= Jose Gonzalez Granero =

Spanish clarinetist and composer (born 1985)

José González Granero (born February 11, 1985) is a Spanish clarinetist and composer. Since 2010, he is the Principal Clarinet for the San Francisco Opera.

== Early life and education ==
Granero was born in Iznatoraf, Spain to a family of musicians. His father, Pedro González, is the director of the local music band in Iznatoraf. When José was only 6 years old, his father taught him to play the Caja, which is similar to a Snare Drum. Then he learned to play the Saxophone at the Conservatorio Elemental de Música de Cazorla. Later on, he also studied Clarinet and Piano at the Conservatorio Profesional de Música de Jaén.

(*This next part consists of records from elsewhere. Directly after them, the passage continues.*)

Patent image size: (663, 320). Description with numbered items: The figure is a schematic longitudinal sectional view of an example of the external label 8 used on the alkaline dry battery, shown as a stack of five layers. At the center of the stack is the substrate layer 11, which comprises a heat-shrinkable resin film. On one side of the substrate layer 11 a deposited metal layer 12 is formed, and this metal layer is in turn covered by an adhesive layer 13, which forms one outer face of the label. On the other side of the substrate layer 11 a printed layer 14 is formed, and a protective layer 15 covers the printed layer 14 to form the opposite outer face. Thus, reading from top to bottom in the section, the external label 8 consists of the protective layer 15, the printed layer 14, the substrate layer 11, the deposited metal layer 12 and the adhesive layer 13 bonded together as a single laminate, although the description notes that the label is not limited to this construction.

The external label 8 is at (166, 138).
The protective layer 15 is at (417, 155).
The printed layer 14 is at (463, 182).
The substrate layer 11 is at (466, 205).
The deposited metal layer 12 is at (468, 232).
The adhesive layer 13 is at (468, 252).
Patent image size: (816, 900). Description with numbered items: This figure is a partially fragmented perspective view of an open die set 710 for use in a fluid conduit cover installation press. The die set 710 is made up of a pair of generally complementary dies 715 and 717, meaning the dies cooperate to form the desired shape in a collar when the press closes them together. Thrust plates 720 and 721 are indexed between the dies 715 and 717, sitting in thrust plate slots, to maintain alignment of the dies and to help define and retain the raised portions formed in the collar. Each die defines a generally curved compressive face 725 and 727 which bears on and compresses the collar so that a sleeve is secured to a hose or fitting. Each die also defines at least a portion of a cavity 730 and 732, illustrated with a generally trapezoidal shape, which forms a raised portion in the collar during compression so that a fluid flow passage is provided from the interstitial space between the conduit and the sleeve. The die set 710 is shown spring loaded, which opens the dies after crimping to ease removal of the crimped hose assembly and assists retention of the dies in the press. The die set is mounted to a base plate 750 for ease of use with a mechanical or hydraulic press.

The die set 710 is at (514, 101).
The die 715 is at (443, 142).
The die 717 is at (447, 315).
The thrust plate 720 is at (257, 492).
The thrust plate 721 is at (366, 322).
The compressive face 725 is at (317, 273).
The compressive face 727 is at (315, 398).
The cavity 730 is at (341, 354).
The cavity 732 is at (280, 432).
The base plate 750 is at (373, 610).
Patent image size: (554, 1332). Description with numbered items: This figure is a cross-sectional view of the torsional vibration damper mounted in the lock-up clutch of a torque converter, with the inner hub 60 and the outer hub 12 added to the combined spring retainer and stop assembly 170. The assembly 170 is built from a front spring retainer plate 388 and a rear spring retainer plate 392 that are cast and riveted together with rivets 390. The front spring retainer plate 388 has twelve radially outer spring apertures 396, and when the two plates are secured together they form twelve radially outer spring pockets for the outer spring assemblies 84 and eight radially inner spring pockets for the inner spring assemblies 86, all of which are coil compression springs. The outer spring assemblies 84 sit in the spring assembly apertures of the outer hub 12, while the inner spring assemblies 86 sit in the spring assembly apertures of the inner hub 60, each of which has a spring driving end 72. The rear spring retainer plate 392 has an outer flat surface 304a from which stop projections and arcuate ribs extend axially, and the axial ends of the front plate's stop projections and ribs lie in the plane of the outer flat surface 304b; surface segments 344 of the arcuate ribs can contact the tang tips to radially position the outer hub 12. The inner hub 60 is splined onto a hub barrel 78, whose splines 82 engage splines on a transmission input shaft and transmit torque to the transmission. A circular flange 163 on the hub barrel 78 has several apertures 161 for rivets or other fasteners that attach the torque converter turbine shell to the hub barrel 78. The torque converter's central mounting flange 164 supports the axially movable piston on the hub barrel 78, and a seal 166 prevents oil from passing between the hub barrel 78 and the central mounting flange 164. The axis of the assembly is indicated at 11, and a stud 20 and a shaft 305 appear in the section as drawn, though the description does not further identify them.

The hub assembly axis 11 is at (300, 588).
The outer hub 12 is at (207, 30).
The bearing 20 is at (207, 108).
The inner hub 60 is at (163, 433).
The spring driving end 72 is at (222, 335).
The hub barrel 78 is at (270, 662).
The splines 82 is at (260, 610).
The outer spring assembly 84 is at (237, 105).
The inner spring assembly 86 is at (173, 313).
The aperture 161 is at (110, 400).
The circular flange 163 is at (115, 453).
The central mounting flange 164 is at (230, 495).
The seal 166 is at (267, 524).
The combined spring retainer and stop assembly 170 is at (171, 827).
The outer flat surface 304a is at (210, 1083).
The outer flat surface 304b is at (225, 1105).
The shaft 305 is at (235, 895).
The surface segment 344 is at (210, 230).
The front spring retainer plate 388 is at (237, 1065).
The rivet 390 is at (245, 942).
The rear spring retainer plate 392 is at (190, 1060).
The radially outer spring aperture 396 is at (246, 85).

Granero completed undergraduate studies at the Granada Superior Conservatory (Spain) and the Milan Conservatory. In 2007, he moved to Los Angeles to attend the USC Thornton School of Music and the Colburn School for studies with Yehuda Gilad.

== Career ==
In 2010, Granero joined the San Francisco Opera as principal clarinetist. He was selected from over 249 applicants and 129 finalists. Following the 2011 season, he was offered tenure. Besides his participation with the Opera Orchestra, he has also been invited to perform in guest appearances with the San Francisco Ballet and the San Francisco Symphony. He has also performed as guest principal clarinet with the Norwegian Radio Orchestra, Odense Symphony Orchestra, Orquesta Sinfónica de Galicia and the City of Granada Orchestra among others.